On this day in labor history, the year was 1968.
That was the day 4000 autoworkers at Chrysler’s Dodge Main plant in Hamtramck, Michigan walked out in a wildcat strike.
They protested assembly line speed-up but also racist foremen and the firings of seven coworkers.
The strike was significant for many reasons.
It injected Black Power politics within the union movement.
The CIO had made unprecedented gains in the 30s and 40s through interracial organizing and combating Jim Crow on the job.
However, racial discrimination persisted in industries across America.
The wildcat shocked the UAW leadership, having prided itself on its early and central involvement in the Civil Rights Movement.
By 1968, many African-Americans grew frustrated with the slow pace of reform and found the militancy of the Black Power movement attractive.

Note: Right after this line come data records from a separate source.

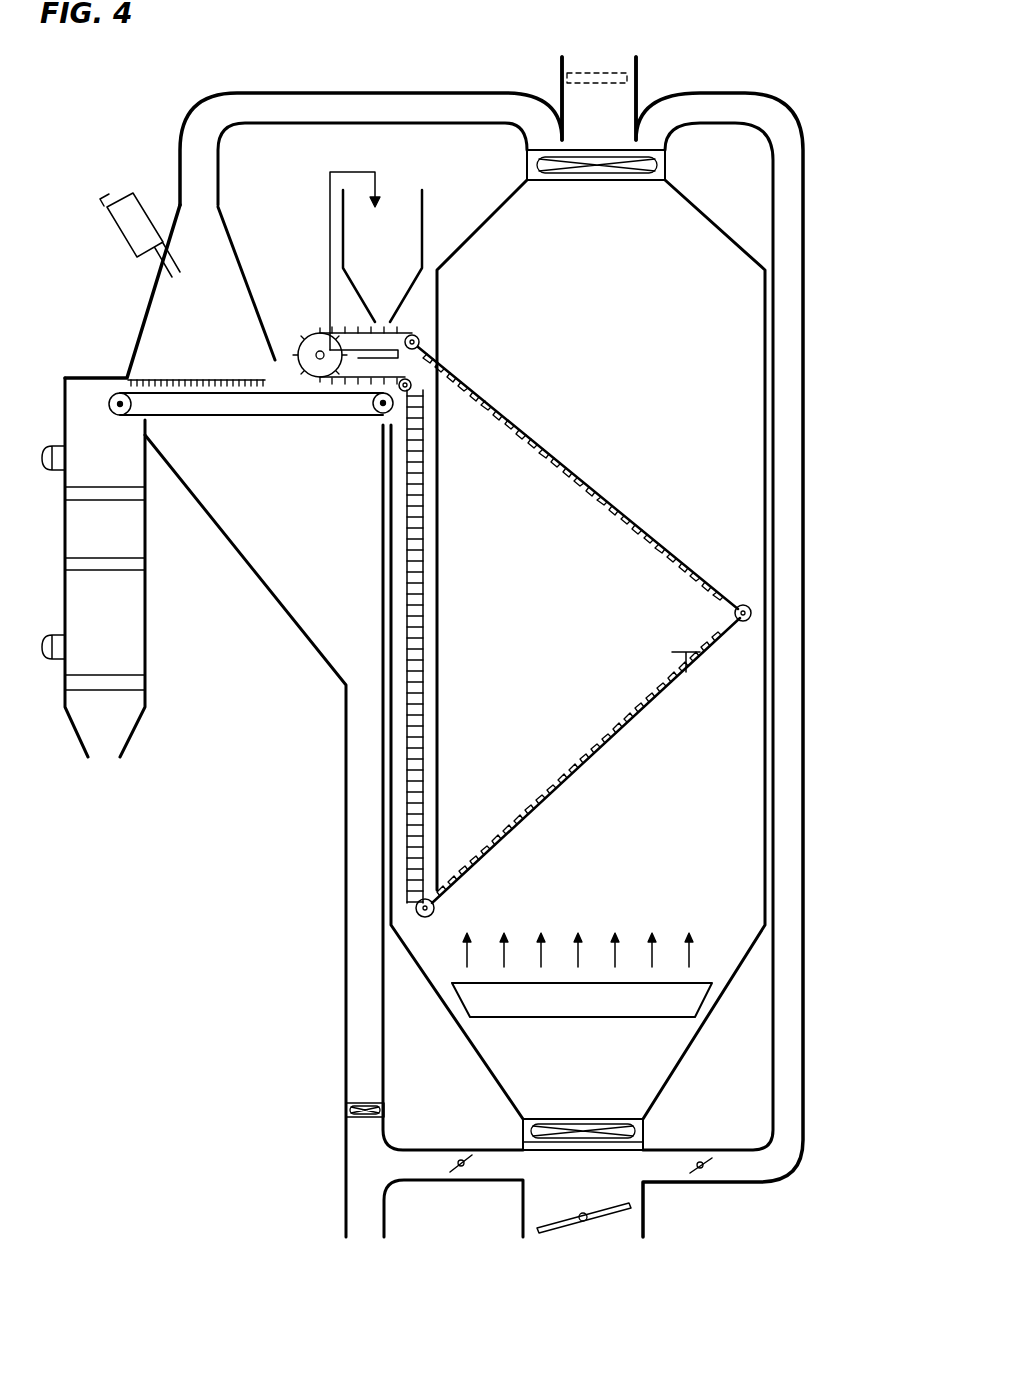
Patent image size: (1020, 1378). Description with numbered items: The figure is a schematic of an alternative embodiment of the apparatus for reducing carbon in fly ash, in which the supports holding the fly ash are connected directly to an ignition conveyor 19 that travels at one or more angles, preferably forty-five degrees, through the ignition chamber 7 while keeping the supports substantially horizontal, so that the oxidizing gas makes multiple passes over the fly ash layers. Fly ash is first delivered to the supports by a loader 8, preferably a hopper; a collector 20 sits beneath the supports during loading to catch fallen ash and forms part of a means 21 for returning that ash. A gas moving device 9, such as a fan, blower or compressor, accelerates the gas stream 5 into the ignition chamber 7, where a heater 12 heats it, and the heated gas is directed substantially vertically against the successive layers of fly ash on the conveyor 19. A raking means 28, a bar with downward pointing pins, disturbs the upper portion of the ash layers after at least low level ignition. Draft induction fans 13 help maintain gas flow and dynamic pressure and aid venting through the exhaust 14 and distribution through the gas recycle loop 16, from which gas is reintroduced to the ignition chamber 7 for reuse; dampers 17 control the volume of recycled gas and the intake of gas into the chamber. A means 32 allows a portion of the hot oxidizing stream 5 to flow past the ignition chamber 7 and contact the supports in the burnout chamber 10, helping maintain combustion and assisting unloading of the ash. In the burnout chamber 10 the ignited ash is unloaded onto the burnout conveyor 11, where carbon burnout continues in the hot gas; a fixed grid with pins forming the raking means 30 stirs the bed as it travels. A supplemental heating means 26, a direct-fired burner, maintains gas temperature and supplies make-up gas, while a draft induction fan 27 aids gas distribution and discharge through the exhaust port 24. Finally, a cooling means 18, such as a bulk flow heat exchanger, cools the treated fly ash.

The gas stream 5 is at (697, 965).
The ignition chamber 7 is at (727, 232).
The loader 8 is at (427, 207).
The gas moving device 9 is at (540, 1132).
The burnout chamber 10 is at (148, 303).
The burnout conveyor 11 is at (232, 415).
The heater 12 is at (695, 998).
The fans 13 is at (652, 165).
The exhaust 14 is at (578, 80).
The gas recycle loop 16 is at (806, 307).
The damper 17 is at (465, 1172).
The means for cooling the fly ash 18 is at (85, 530).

According to historian Robert Weir, black autoworker activists considered many UAW officials “paternalistic, condescending and out of touch with changing urban realities.”
Many of their white coworkers joined them on the picket lines.
Black activists at Dodge Main condemned the UAW for failing to address the disproportionate racial discrimination they faced on the job.
They demanded a separate contract that spoke to the needs of black workers and the right to bargain directly with the company.
The wildcat immediately grew into the Dodge Revolutionary Union Movement and inspired similar groupings at area auto plants.
Those white workers who were initially sympathetic, worried that DRUM demands would serve to weaken and ultimately split the union movement along racial lines.
DRUM would continue to demand safer working conditions, shorter hours and higher wages, an end to the Vietnam War and more black union officials and supervisors.
The movement was short-lived but continues to be revered among Detroit activists today.